The error function can be expressed as $ E(x) = D(x)^T D(x) $, which performs the sum-of-squares operation.

Now, let's expand $ D(x) $: $$ D(x) = \left[ \begin{array}{c} n_1 \\ n_2 \\ ... \end{array} \right ] x - \left[ \begin{array}{c} n_1 \\ n_2 \\ ... \end{array} \right ] \left[ \begin{array}{ccc} p_1 & p_2 & ... \end{array} \right ] $$

We'll define two new matrices, $ A $ and $ b $:

$$ A = \left[ \begin{array}{c} n_1 \\ n_2 \\ ... \end{array} \right] $$

$$ b = \left[ \begin{array}{c} n_1 \cdot p_1 \\ n_2 \cdot p_2 \\ ... \end{array} \right] $$

Now, we have $ D(x) = Ax - b $ and $ E(x) = \left( Ax - b \right) ^T \left( Ax - b \right) $

Solving for $ x $ can now be done by solving the least-squares problem $ Ax = b $.

Neat!

### Compact representation

Dual Contouring (linked below) introduces a more space-efficient strategy for doing this computation: instead of storing $ A $ and $ b $, they observed the expanded error function is of the form

$$ E(x) = x^TA^TAx + 2x^TA^Tb + b^Tb $$

You can store $ A^TA $, $A^Tb $, and $ b^Tb $, as a compact representation for the QEF.

Solving the QEF from this form is documented in the "Secret Sauce" paper linked below. I won't copy all the math over, but know that it involves solving for the eigenvectors and eigenvalues of $ A^T A $.

### One weird eigenvalues trick

For rendering reasons, I'm interested in extracting the characteristic normals from the QEF. For example, let's say we've found a bunch of intersections in 3D space with normals that look like this:

```
A = array([[ 0. , 0. , -1. ],
[-0.707107, -0.707106, 0. ],
[-0.707107, -0.707106, 0. ],
[-0.707107, -0.707106, 0. ],
[-0.707106, 0.707107, 0. ],
[-0.707106, 0.707107, 0. ],
[ 0. , 0. , -1. ],
[-0.707106, 0.707107, 0. ]])
```

(this is the $ A $ matrix discussed above)

I'd like to start from this matrix and extract out

```
[[ 0. , 0. , -1.],
[-0.707107, -0.707106, 0.],
[-0.707106, 0.707107, 0.]]
```

as the three characteristic normals.

This matrix multiplication $ A^T A $ looks suspicious like a step in computing the principle components of the matrix $ A $. That sounds promising!

The next step in that PCA recipe is to find the eigenvalues of this matrix – which we already needed to do, to find the vertex – so maybe we'll get the characteristic normals for free:

```
>>> np.linalg.eig(A.T.dot(A))[1]
array([[ 1., 0., 0.],
[ 0., 1., 0.],
[ 0., 0., 1.]])
```

Nope.

This is where I got stuck for a few days.
The characteristic normals are *right there* in the matrix,
but I couldn't figure out how to convince an eigenvector solver to pick them out.

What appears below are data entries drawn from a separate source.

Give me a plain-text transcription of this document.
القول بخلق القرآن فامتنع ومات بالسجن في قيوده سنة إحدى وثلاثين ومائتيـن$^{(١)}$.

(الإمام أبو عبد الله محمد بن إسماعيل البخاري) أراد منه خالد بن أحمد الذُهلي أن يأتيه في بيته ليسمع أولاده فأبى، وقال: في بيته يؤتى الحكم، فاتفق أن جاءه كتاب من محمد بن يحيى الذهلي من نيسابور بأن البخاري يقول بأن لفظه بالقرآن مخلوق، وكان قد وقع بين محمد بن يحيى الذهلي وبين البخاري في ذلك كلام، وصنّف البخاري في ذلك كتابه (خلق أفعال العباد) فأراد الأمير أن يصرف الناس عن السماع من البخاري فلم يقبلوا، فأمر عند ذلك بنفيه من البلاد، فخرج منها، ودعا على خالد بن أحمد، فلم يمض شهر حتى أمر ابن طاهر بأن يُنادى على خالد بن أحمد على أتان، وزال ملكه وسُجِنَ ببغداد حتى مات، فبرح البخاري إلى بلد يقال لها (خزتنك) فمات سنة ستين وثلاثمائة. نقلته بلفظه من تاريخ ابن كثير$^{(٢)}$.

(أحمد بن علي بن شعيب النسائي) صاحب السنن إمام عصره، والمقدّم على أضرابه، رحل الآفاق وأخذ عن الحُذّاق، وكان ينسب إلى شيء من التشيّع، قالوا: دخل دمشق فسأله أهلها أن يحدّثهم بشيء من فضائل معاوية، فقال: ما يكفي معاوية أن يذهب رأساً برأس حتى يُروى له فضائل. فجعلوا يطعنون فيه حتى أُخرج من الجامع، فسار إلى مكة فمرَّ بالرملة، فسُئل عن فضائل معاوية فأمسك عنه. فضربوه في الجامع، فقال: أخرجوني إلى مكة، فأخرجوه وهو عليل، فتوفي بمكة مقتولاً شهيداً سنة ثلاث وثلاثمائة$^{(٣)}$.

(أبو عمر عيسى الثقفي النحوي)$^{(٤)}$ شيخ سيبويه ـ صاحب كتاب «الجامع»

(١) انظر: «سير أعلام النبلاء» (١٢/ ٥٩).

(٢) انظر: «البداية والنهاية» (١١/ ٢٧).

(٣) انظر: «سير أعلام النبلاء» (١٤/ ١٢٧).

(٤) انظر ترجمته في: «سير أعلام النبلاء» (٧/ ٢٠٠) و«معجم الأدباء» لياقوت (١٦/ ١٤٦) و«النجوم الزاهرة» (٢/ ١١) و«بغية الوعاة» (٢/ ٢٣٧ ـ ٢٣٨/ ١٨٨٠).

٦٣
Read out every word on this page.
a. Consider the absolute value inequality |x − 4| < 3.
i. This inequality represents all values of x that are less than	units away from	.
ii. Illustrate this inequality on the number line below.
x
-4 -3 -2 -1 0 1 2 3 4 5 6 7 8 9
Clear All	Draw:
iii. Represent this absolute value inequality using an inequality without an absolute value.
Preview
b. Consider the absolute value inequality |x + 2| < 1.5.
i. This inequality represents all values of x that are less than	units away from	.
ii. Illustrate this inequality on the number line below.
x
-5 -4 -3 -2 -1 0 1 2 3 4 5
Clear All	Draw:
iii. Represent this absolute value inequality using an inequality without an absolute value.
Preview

Finally, I figured out the issue: In that matrix, all of the normals have the same length, so one orthogonal basis is as good as the next.

However, if we tweak the lengths, then we can force the eigenvalues to line up with the characteristic normals:

```
>>> A_ = A * np.vstack([np.arange(A.shape[0]) + 1] * 3).T
>>> A_
array([[ 0. , 0. , -1. ],
[-1.414214, -1.414212, 0. ],
[-2.121321, -2.121318, 0. ],
[-2.828428, -2.828424, 0. ],
[-3.53553 , 3.535535, 0. ],
[-4.242636, 4.242642, 0. ],
[ 0. , 0. , -7. ],
[-5.656848, 5.656856, 0. ]])
>>> np.linalg.eig(A_.T.dot(A_))[1]
array([[-0.70710728, 0.70710628, 0. ],
[-0.70710628, -0.70710728, 0. ],
[ 0. , 0. , 1. ]])
```

This one weird trick forces the eigenvectors to represent the main normals in the $ A $ matrix!

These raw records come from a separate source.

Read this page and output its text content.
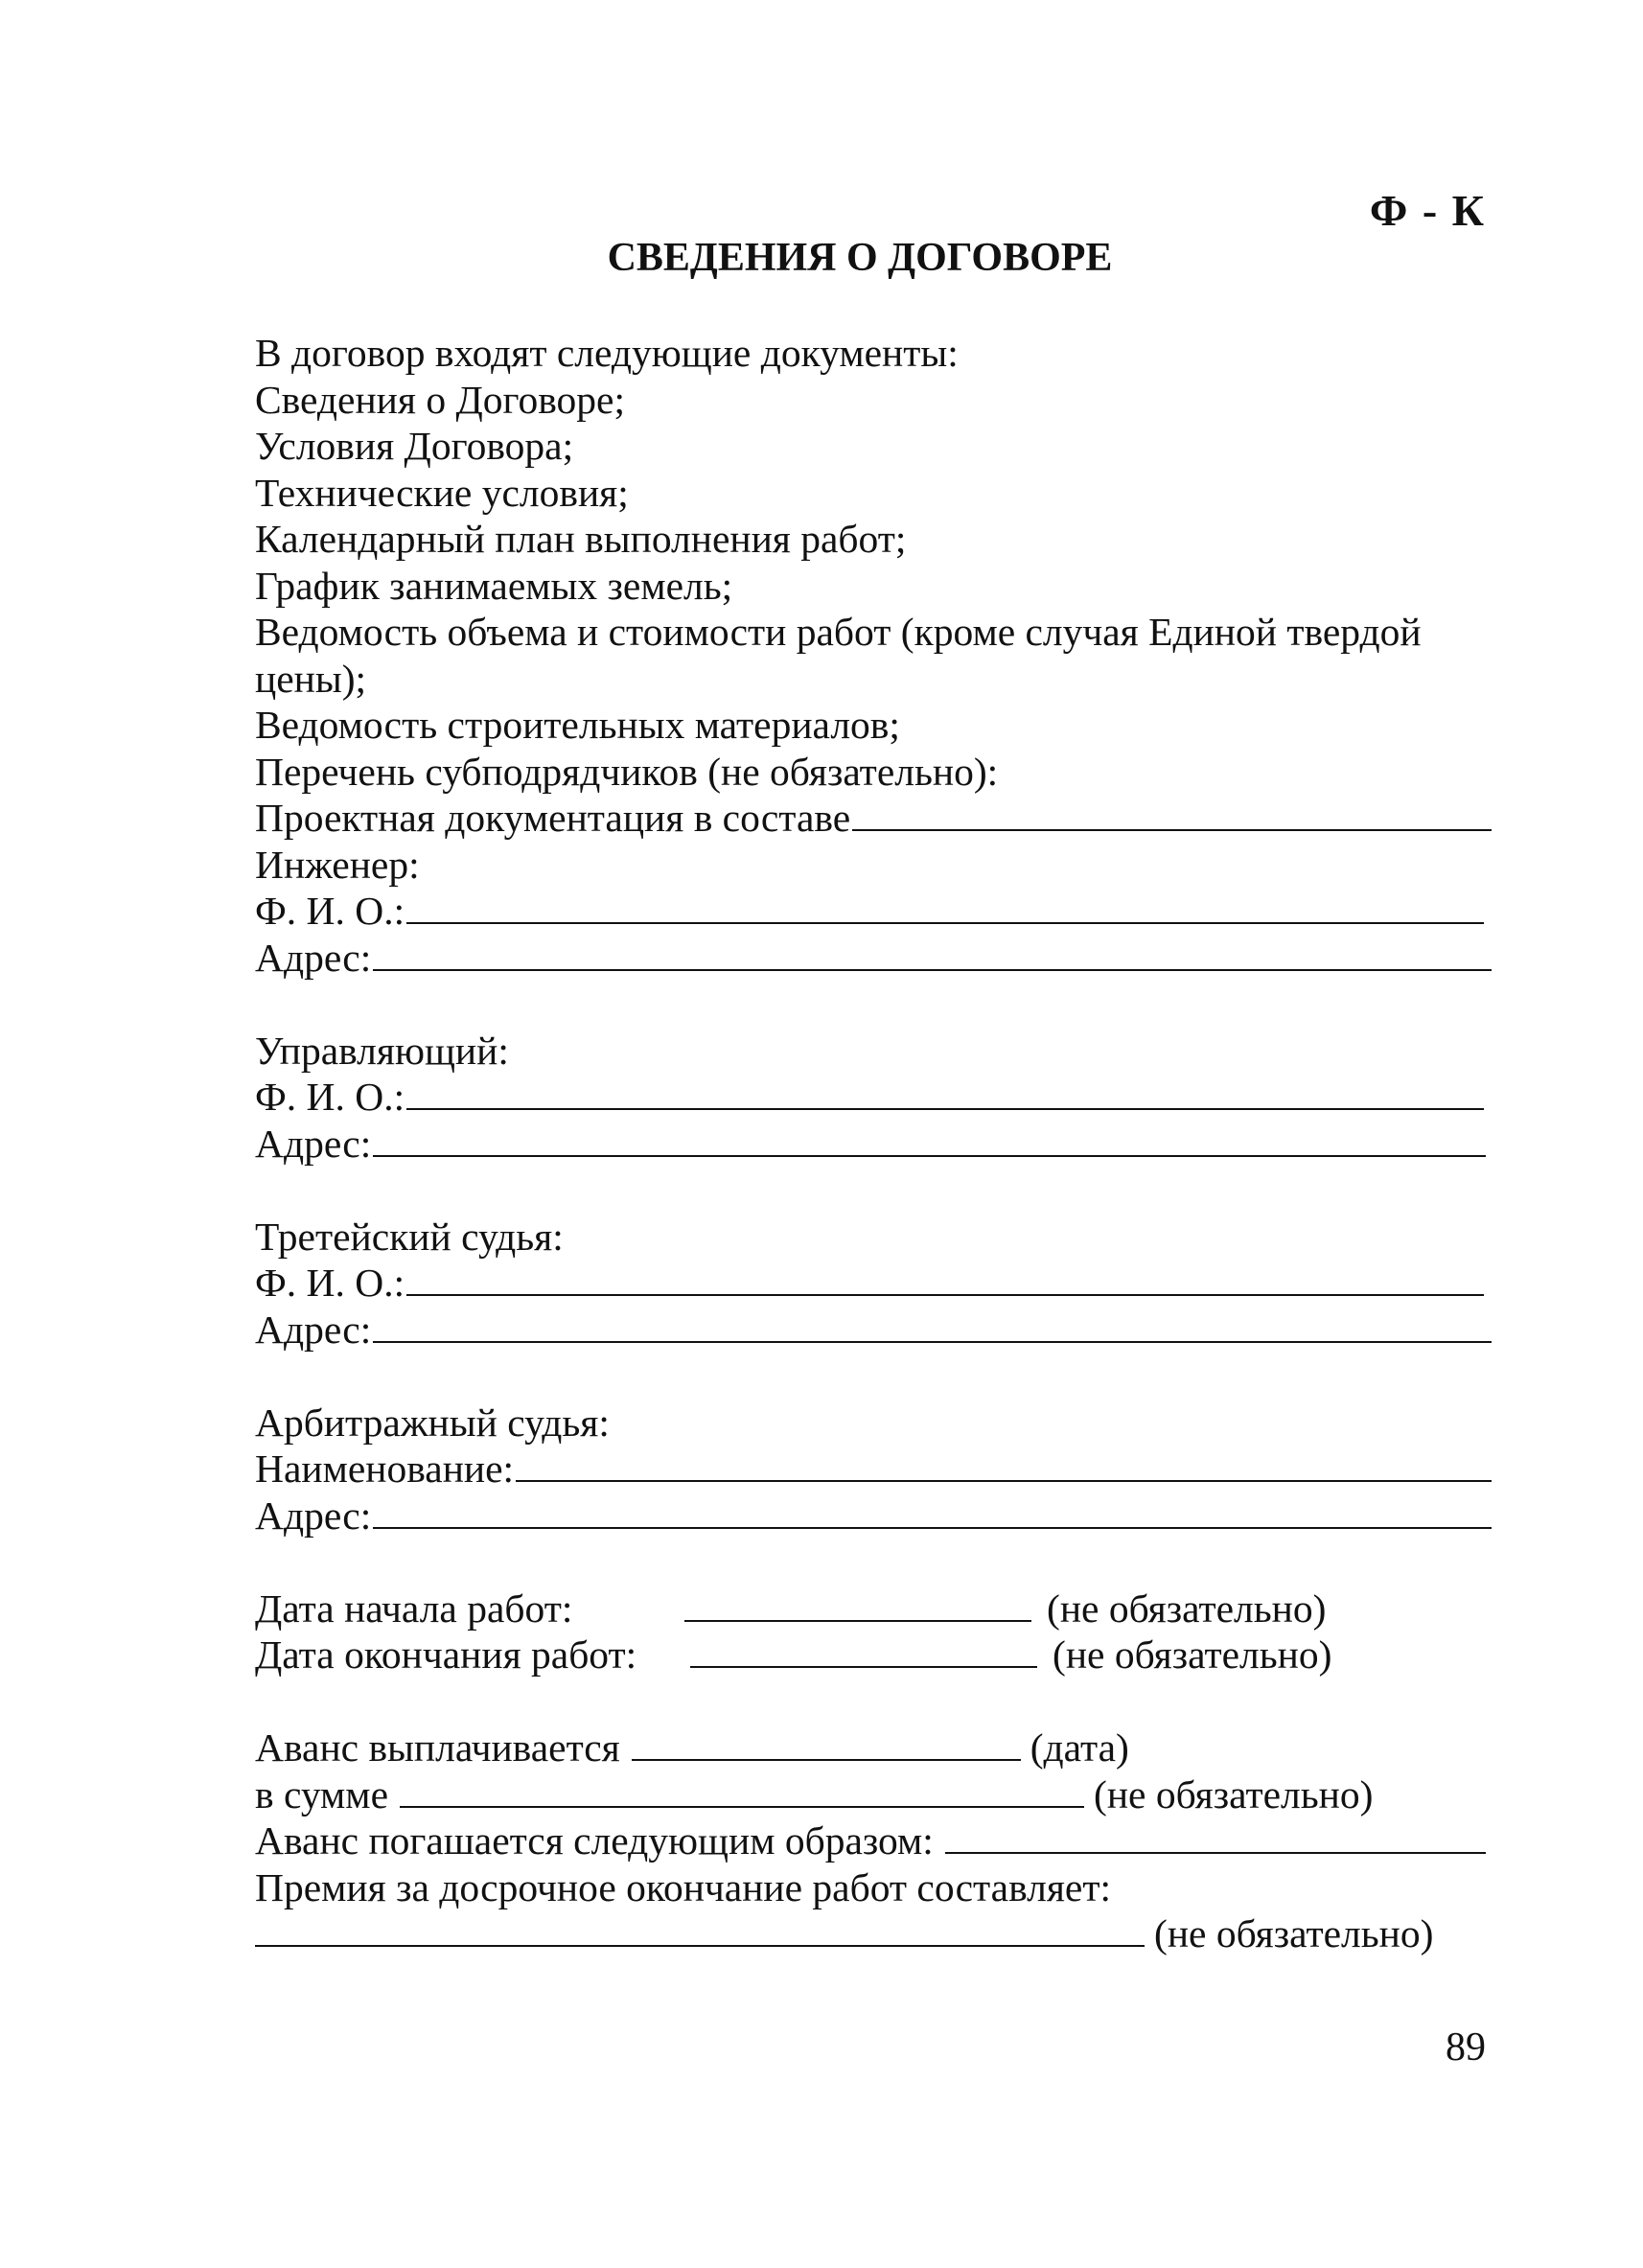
Ф - К
СВЕДЕНИЯ О ДОГОВОРЕ
В договор входят следующие документы:
Сведения о Договоре;
Условия Договора;
Технические условия;
Календарный план выполнения работ;
График занимаемых земель;
Ведомость объема и стоимости работ (кроме случая Единой твердой
цены);
Ведомость строительных материалов;
Перечень субподрядчиков (не обязательно):
Проектная документация в составе
Инженер:
Ф. И. О.:
Адрес:
Управляющий:
Ф. И. О.:
Адрес:
Третейский судья:
Ф. И. О.:
Адрес:
Арбитражный судья:
Наименование:
Адрес:
Дата начала работ:	(не обязательно)
Дата окончания работ:	(не обязательно)
Аванс выплачивается	(дата)
в сумме	(не обязательно)
Аванс погашается следующим образом:
Премия за досрочное окончание работ составляет:
(не обязательно)
89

There are only two caveats:

- The eigenvectors / normals may be inverted.
- You'll also need to scale the other matrices when solving for vertex position.

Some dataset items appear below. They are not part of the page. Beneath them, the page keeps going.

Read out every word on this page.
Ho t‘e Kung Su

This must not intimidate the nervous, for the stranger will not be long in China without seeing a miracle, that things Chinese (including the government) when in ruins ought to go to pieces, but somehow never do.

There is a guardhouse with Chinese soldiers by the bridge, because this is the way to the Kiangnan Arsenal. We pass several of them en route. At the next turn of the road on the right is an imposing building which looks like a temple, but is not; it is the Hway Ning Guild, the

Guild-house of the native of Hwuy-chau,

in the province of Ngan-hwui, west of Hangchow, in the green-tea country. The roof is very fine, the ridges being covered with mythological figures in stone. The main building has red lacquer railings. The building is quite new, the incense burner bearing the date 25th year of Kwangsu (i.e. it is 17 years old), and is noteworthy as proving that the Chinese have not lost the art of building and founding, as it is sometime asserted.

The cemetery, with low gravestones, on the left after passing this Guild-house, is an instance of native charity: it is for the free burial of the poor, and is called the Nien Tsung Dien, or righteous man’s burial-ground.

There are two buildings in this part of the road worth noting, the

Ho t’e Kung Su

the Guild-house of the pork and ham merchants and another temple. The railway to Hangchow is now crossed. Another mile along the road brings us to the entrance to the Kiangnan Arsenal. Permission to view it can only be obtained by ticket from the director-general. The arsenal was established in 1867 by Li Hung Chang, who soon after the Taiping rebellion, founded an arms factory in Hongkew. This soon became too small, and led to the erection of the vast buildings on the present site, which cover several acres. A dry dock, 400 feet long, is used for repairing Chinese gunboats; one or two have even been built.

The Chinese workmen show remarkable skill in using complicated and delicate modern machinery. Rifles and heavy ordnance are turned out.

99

Still, this is a neat way to extract normals (basically for free) from a QEF-based vertex position calculation.

If you're one of the three other people on earth that this is useful for, feel free to send me an email

### References

The original quadratic error metrics paper.

The two papers that helped me understand the technique are Feature Sensitive Surface Extraction from Volume Data and the famous Dual Contouring of Hermite Data (along with its companion Dual Contouring: "The Secret Sauce").